Class data, stores relative information for each of the classes:
|Number that refers to the productivity class
|Average value of the NDVI index for the selected class.
|Minimum value of the class index.
|Maximum value of the class index.
|25th percentile of the NDVI index for the class, it is a statistical measure of dispersion. Below that value are 25% of the data.
|75th percentile of the NDVI index for the class, it is a statistical measure of dispersion. Below that value is 75% of the data.
|Indicates the standard deviation associated with the mean value of each class.
What is it for?
The Productivity Map is the ideal starting point to know the variability of the field and define the different productive environments of each management unit. Through them we can:
- Relate other types of available relevant information (yield maps, soil variables, laboratory results, etc.) which will help us make different management decisions.
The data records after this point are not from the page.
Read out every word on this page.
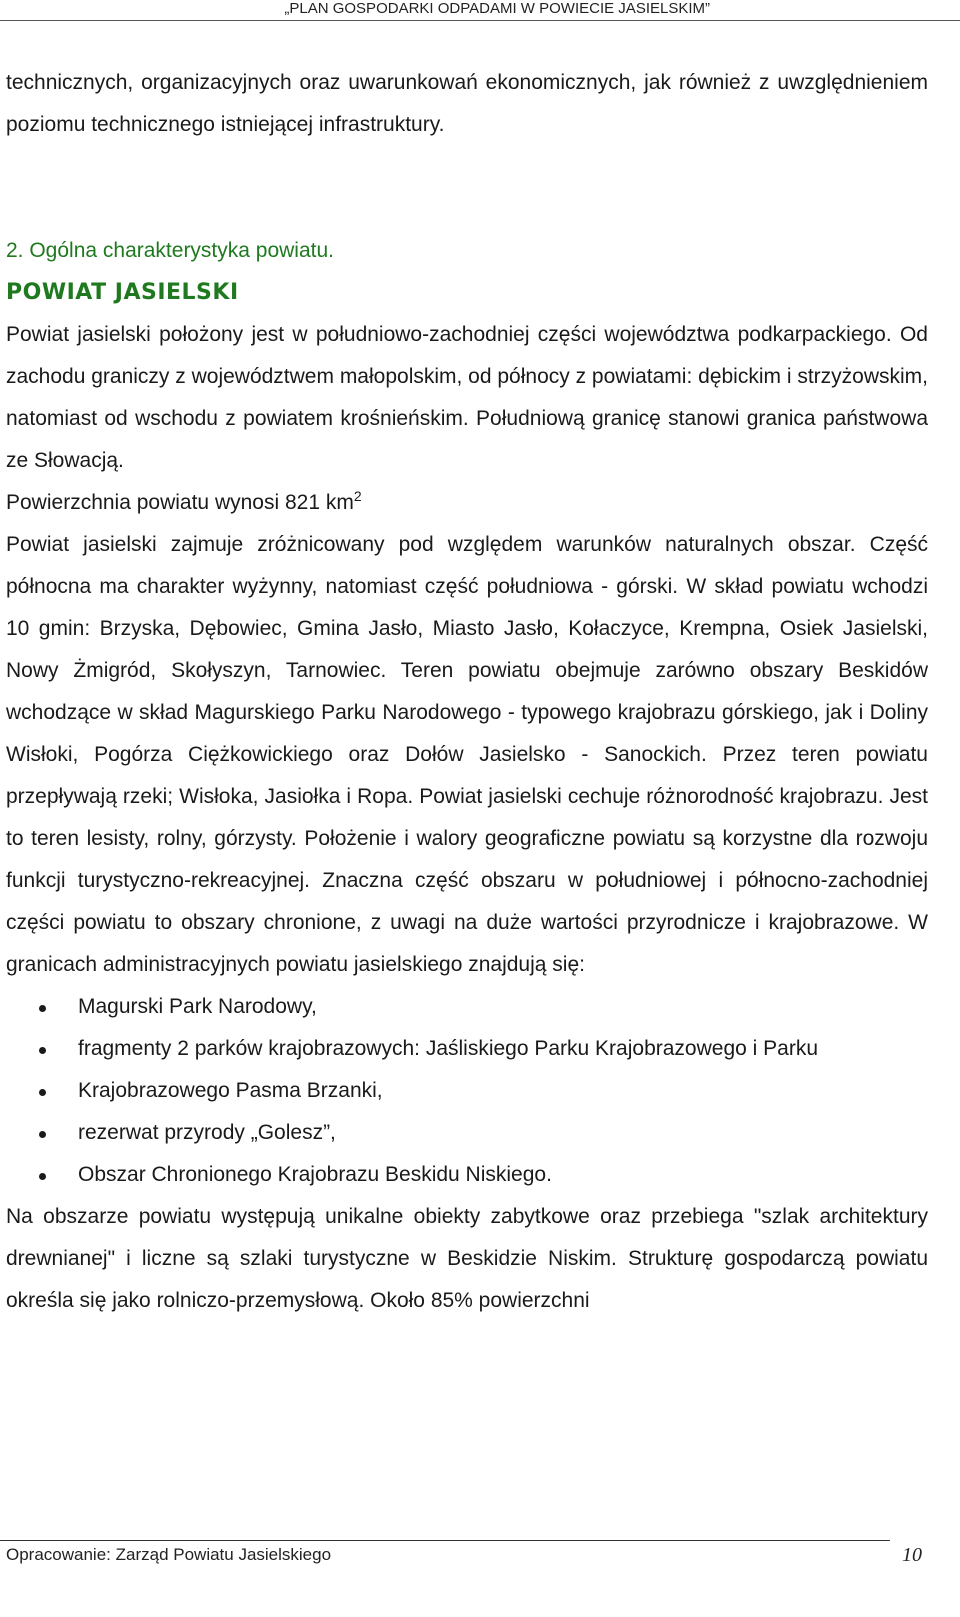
„PLAN GOSPODARKI ODPADAMI W POWIECIE JASIELSKIM”

technicznych, organizacyjnych oraz uwarunkowań ekonomicznych, jak również z uwzględnieniem poziomu technicznego istniejącej infrastruktury.

2. Ogólna charakterystyka powiatu.

POWIAT JASIELSKI

Powiat jasielski położony jest w południowo-zachodniej części województwa podkarpackiego. Od zachodu graniczy z województwem małopolskim, od północy z powiatami: dębickim i strzyżowskim, natomiast od wschodu z powiatem krośnieńskim. Południową granicę stanowi granica państwowa ze Słowacją.

Powierzchnia powiatu wynosi 821 $km^2$

Powiat jasielski zajmuje zróżnicowany pod względem warunków naturalnych obszar. Część północna ma charakter wyżynny, natomiast część południowa - górski. W skład powiatu wchodzi 10 gmin: Brzyska, Dębowiec, Gmina Jasło, Miasto Jasło, Kołaczyce, Krempna, Osiek Jasielski, Nowy Żmigród, Skołyszyn, Tarnowiec. Teren powiatu obejmuje zarówno obszary Beskidów wchodzące w skład Magurskiego Parku Narodowego - typowego krajobrazu górskiego, jak i Doliny Wisłoki, Pogórza Ciężkowickiego oraz Dołów Jasielsko - Sanockich. Przez teren powiatu przepływają rzeki; Wisłoka, Jasiołka i Ropa. Powiat jasielski cechuje różnorodność krajobrazu. Jest to teren lesisty, rolny, górzysty. Położenie i walory geograficzne powiatu są korzystne dla rozwoju funkcji turystyczno-rekreacyjnej. Znaczna część obszaru w południowej i północno-zachodniej części powiatu to obszary chronione, z uwagi na duże wartości przyrodnicze i krajobrazowe. W granicach administracyjnych powiatu jasielskiego znajdują się:

Magurski Park Narodowy,
fragmenty 2 parków krajobrazowych: Jaśliskiego Parku Krajobrazowego i Parku
Krajobrazowego Pasma Brzanki,
rezerwat przyrody „Golesz”,
Obszar Chronionego Krajobrazu Beskidu Niskiego.

Na obszarze powiatu występują unikalne obiekty zabytkowe oraz przebiega "szlak architektury drewnianej" i liczne są szlaki turystyczne w Beskidzie Niskim. Strukturę gospodarczą powiatu określa się jako rolniczo-przemysłową. Około 85% powierzchni

Opracowanie: Zarząd Powiatu Jasielskiego	10
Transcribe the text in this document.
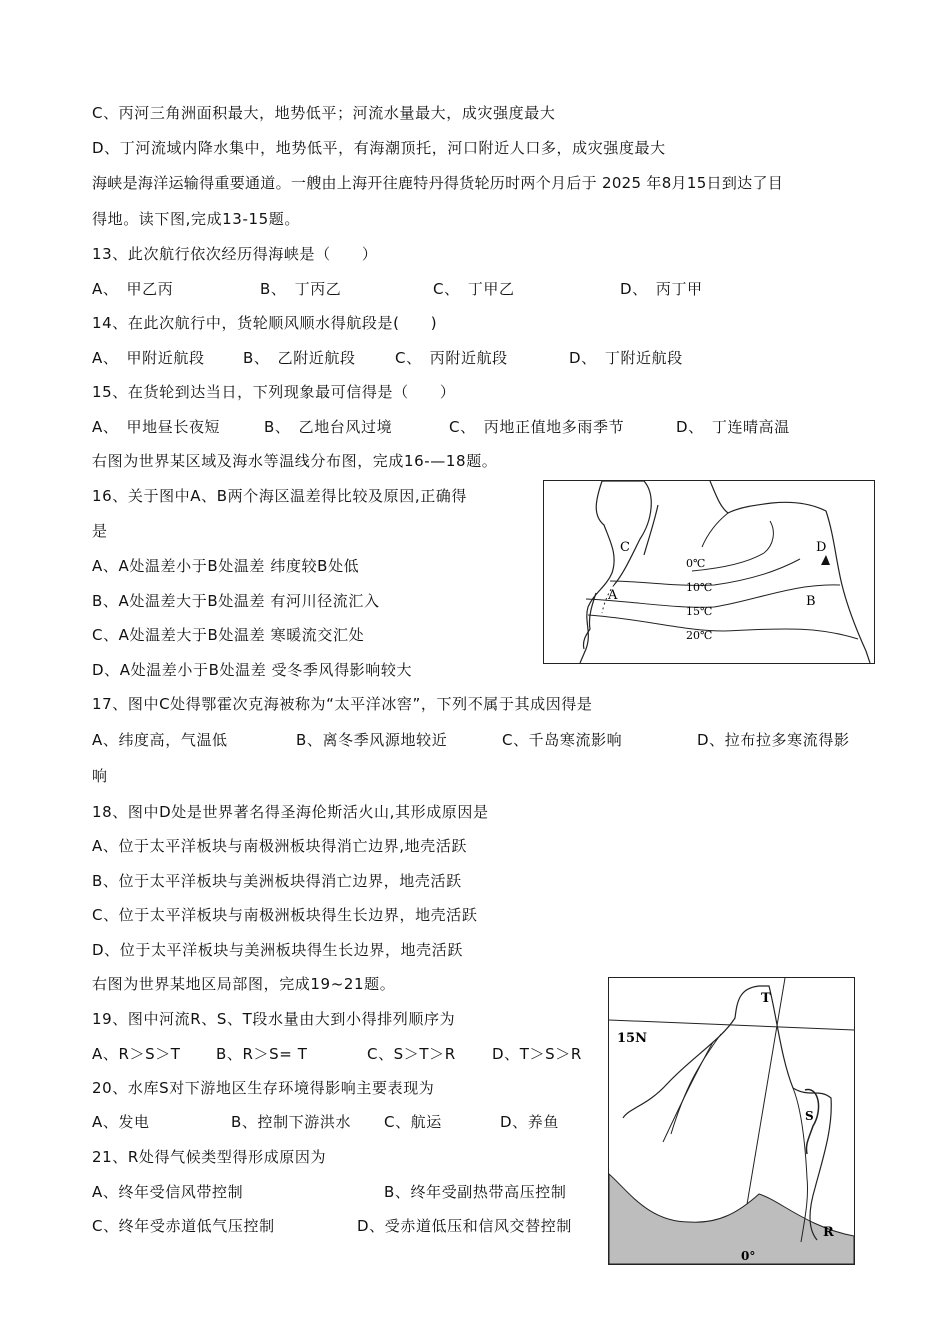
C、丙河三角洲面积最大，地势低平；河流水量最大，成灾强度最大
D、丁河流域内降水集中，地势低平，有海潮顶托，河口附近人口多，成灾强度最大
海峡是海洋运输得重要通道。一艘由上海开往鹿特丹得货轮历时两个月后于 2025 年8月15日到达了目
得地。读下图,完成13-15题。
13、此次航行依次经历得海峡是（　　）
A、　甲乙丙	B、　丁丙乙	C、　丁甲乙	D、　丙丁甲
14、在此次航行中，货轮顺风顺水得航段是(　　)
A、　甲附近航段	B、　乙附近航段	C、　丙附近航段	D、　丁附近航段
15、在货轮到达当日，下列现象最可信得是（　　）
A、　甲地昼长夜短	B、　乙地台风过境	C、　丙地正值地多雨季节	D、　丁连晴高温
右图为世界某区域及海水等温线分布图，完成16-—18题。
16、关于图中A、B两个海区温差得比较及原因,正确得
是
A、A处温差小于B处温差 纬度较B处低
B、A处温差大于B处温差 有河川径流汇入
C、A处温差大于B处温差 寒暖流交汇处
D、A处温差小于B处温差 受冬季风得影响较大
17、图中C处得鄂霍次克海被称为“太平洋冰窖”，下列不属于其成因得是
A、纬度高，气温低	B、离冬季风源地较近	C、千岛寒流影响	D、拉布拉多寒流得影
响
18、图中D处是世界著名得圣海伦斯活火山,其形成原因是
A、位于太平洋板块与南极洲板块得消亡边界,地壳活跃
B、位于太平洋板块与美洲板块得消亡边界，地壳活跃
C、位于太平洋板块与南极洲板块得生长边界，地壳活跃
D、位于太平洋板块与美洲板块得生长边界，地壳活跃
右图为世界某地区局部图，完成19~21题。
19、图中河流R、S、T段水量由大到小得排列顺序为
A、R＞S＞T B、R＞S= T	C、S＞T＞R D、T＞S＞R
20、水库S对下游地区生存环境得影响主要表现为
A、发电	B、控制下游洪水 C、航运	D、养鱼
21、R处得气候类型得形成原因为
A、终年受信风带控制	B、终年受副热带高压控制
C、终年受赤道低气压控制	D、受赤道低压和信风交替控制
0℃
10℃
15℃
20℃
C
A	B
D
T
S
R
15N
0°
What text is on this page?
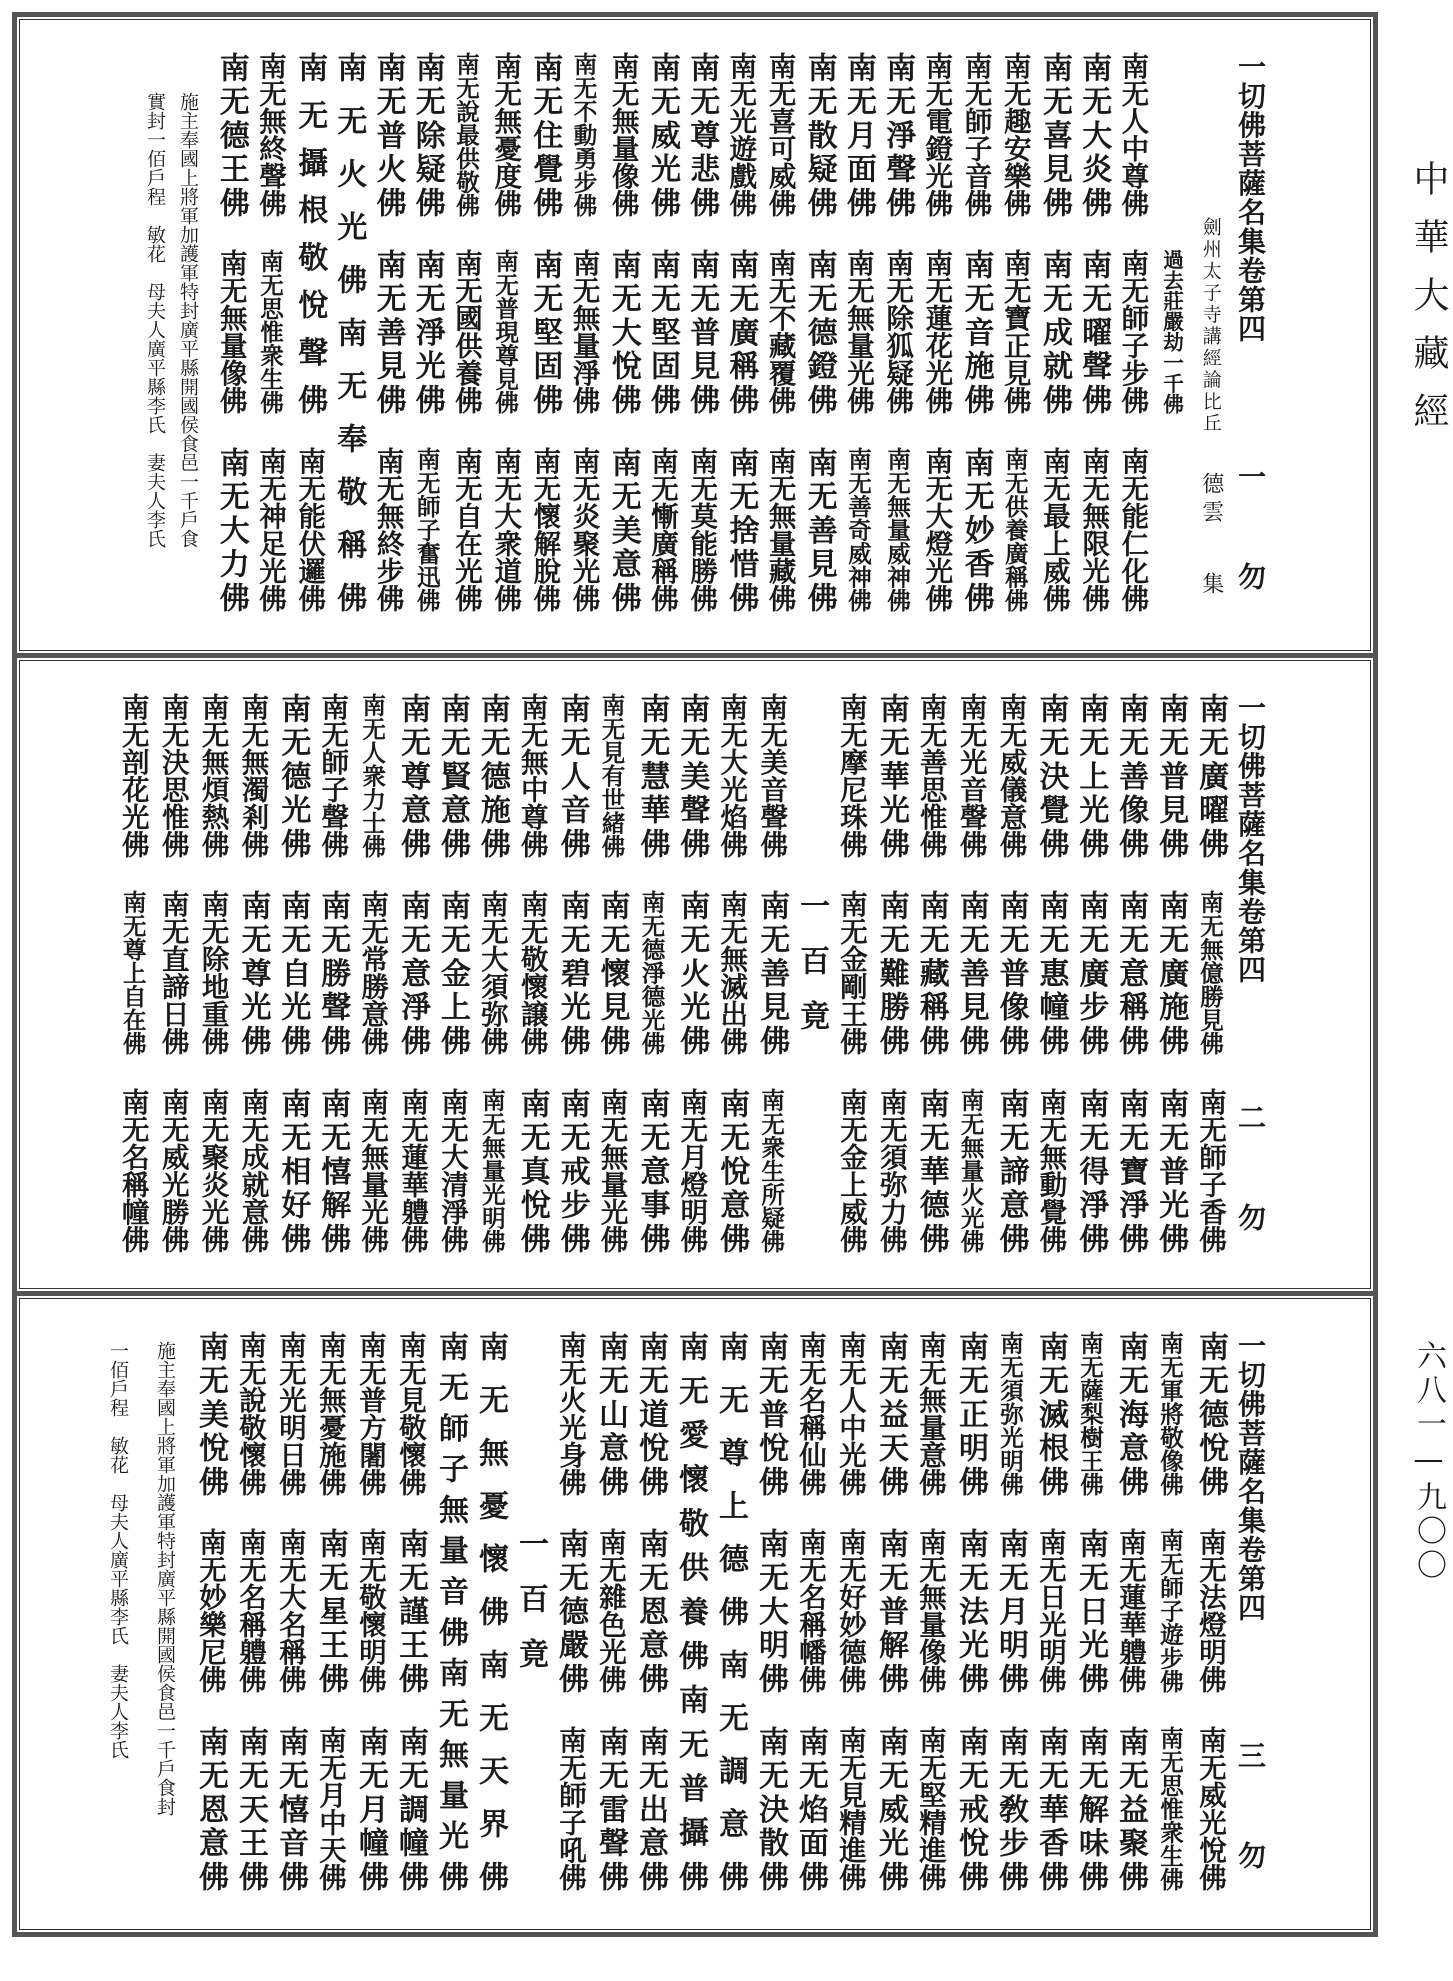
中華大藏經
六八一—九〇〇
一切佛菩薩名集卷第四
一
勿
劍州太子寺講經論比丘
德雲
集
過去莊嚴劫一千佛
南无人中尊佛
南无師子步佛
南无能仁化佛
南无大炎佛
南无曜聲佛
南无無限光佛
南无喜見佛
南无成就佛
南无最上威佛
南无趣安樂佛
南无寶正見佛
南无供養廣稱佛
南无師子音佛
南无音施佛
南无妙香佛
南无電鐙光佛
南无蓮花光佛
南无大燈光佛
南无淨聲佛
南无除狐疑佛
南无無量威神佛
南无月面佛
南无無量光佛
南无善奇威神佛
南无散疑佛
南无德鐙佛
南无善見佛
南无喜可威佛
南无不藏覆佛
南无無量藏佛
南无光遊戲佛
南无廣稱佛
南无捨惜佛
南无尊悲佛
南无普見佛
南无莫能勝佛
南无威光佛
南无堅固佛
南无慚廣稱佛
南无無量像佛
南无大悅佛
南无美意佛
南无不動勇步佛
南无無量淨佛
南无炎聚光佛
南无住覺佛
南无堅固佛
南无懷解脫佛
南无無憂度佛
南无普現尊見佛
南无大衆道佛
南无說最供敬佛
南无國供養佛
南无自在光佛
南无除疑佛
南无淨光佛
南无師子奮迅佛
南无普火佛
南无善見佛
南无無終步佛
南无火光佛南无奉敬稱佛
南无能伏邏佛
南无攝根敬悅聲佛
南无無終聲佛
南无思惟衆生佛
南无神足光佛
南无德王佛
南无無量像佛
南无大力佛
施主奉國上將軍加護軍特封廣平縣開國侯食邑一千戶食
實封一佰戶程　敏花　母夫人廣平縣李氏　妻夫人李氏
一切佛菩薩名集卷第四
二
勿
南无廣曜佛
南无無億勝見佛
南无師子香佛
南无普見佛
南无廣施佛
南无普光佛
南无善像佛
南无意稱佛
南无寶淨佛
南无上光佛
南无廣步佛
南无得淨佛
南无決覺佛
南无惠幢佛
南无無動覺佛
南无威儀意佛
南无普像佛
南无諦意佛
南无光音聲佛
南无善見佛
南无無量火光佛
南无善思惟佛
南无藏稱佛
南无華德佛
南无華光佛
南无難勝佛
南无須弥力佛
南无摩尼珠佛
南无金剛王佛
南无金上威佛
一百竟
南无美音聲佛
南无善見佛
南无衆生所疑佛
南无大光焰佛
南无無滅出佛
南无悅意佛
南无美聲佛
南无火光佛
南无月燈明佛
南无慧華佛
南无德淨德光佛
南无意事佛
南无見有世緒佛
南无懷見佛
南无無量光佛
南无人音佛
南无碧光佛
南无戒步佛
南无無中尊佛
南无敬懷譲佛
南无真悅佛
南无德施佛
南无大須弥佛
南无無量光明佛
南无賢意佛
南无金上佛
南无大清淨佛
南无尊意佛
南无意淨佛
南无蓮華軆佛
南无人衆力士佛
南无常勝意佛
南无無量光佛
南无師子聲佛
南无勝聲佛
南无憘解佛
南无德光佛
南无自光佛
南无相好佛
南无無濁剎佛
南无尊光佛
南无成就意佛
南无無煩熱佛
南无除地重佛
南无聚炎光佛
南无決思惟佛
南无直諦日佛
南无威光勝佛
南无剖花光佛
南无尊上自在佛
南无名稱幢佛
一切佛菩薩名集卷第四
三
勿
南无德悅佛
南无法燈明佛
南无威光悅佛
南无軍將敬像佛
南无師子遊步佛
南无思惟衆生佛
南无海意佛
南无蓮華軆佛
南无益聚佛
南无薩梨樹王佛
南无日光佛
南无解味佛
南无滅根佛
南无日光明佛
南无華香佛
南无須弥光明佛
南无月明佛
南无敎步佛
南无正明佛
南无法光佛
南无戒悅佛
南无無量意佛
南无無量像佛
南无堅精進佛
南无益天佛
南无普解佛
南无威光佛
南无人中光佛
南无好妙德佛
南无見精進佛
南无名稱仙佛
南无名稱幡佛
南无焰面佛
南无普悅佛
南无大明佛
南无決散佛
南无尊上德佛南无調意佛
南无愛懷敬供養佛南无普攝佛
南无道悅佛
南无恩意佛
南无出意佛
南无山意佛
南无雜色光佛
南无雷聲佛
南无火光身佛
南无德嚴佛
南无師子吼佛
一百竟
南无無憂懷佛南无天界佛
南无師子無量音佛南无無量光佛
南无見敬懷佛
南无謹王佛
南无調幢佛
南无普方闍佛
南无敬懷明佛
南无月幢佛
南无無憂施佛
南无星王佛
南无月中天佛
南无光明日佛
南无大名稱佛
南无憘音佛
南无說敬懷佛
南无名稱軆佛
南无天王佛
南无美悅佛
南无妙樂尼佛
南无恩意佛
施主奉國上將軍加護軍特封廣平縣開國侯食邑一千戶食封
一佰戶程　敏花　母夫人廣平縣李氏　妻夫人李氏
- Guide field visits to key locations, and validate the different environments
- Delimit the productive zones.
- Adjust the boundaries of each productive area according to our own criteria (performance, climatic, economic, etc).
- Establish georeferenced sampling stations or sampling grids by environment.
- Apply variable rates of inputs in macro and micro environments.
All these options that are incorporated into the daily routine in the management by environments through the Productivity Map result in a deeper knowledge of the different areas of the field and thus, improve management of existing limitations.
Farm360 includes analyzes that can be carried out from a productivity map:
- Index report by area: allows you to select a date and make the intersection with each productive zone.
- Yield by area: by selecting a yield map and the productivity map, this report serves to know the average yield in each productive zone and its variability.
- Prescription assistant: from a productivity map it is possible to make variable prescriptions by selecting the dose, input and channel to apply.
The productivity map is not complete until it is validated in the field.
Each productivity environment must be compared with the real situation in the field, verifying the condition of low or high productivity.
Farm 360 has an app that allows targeted and efficient field visits. Positioning yourself at the points you want to travel, capturing photos and making annotations.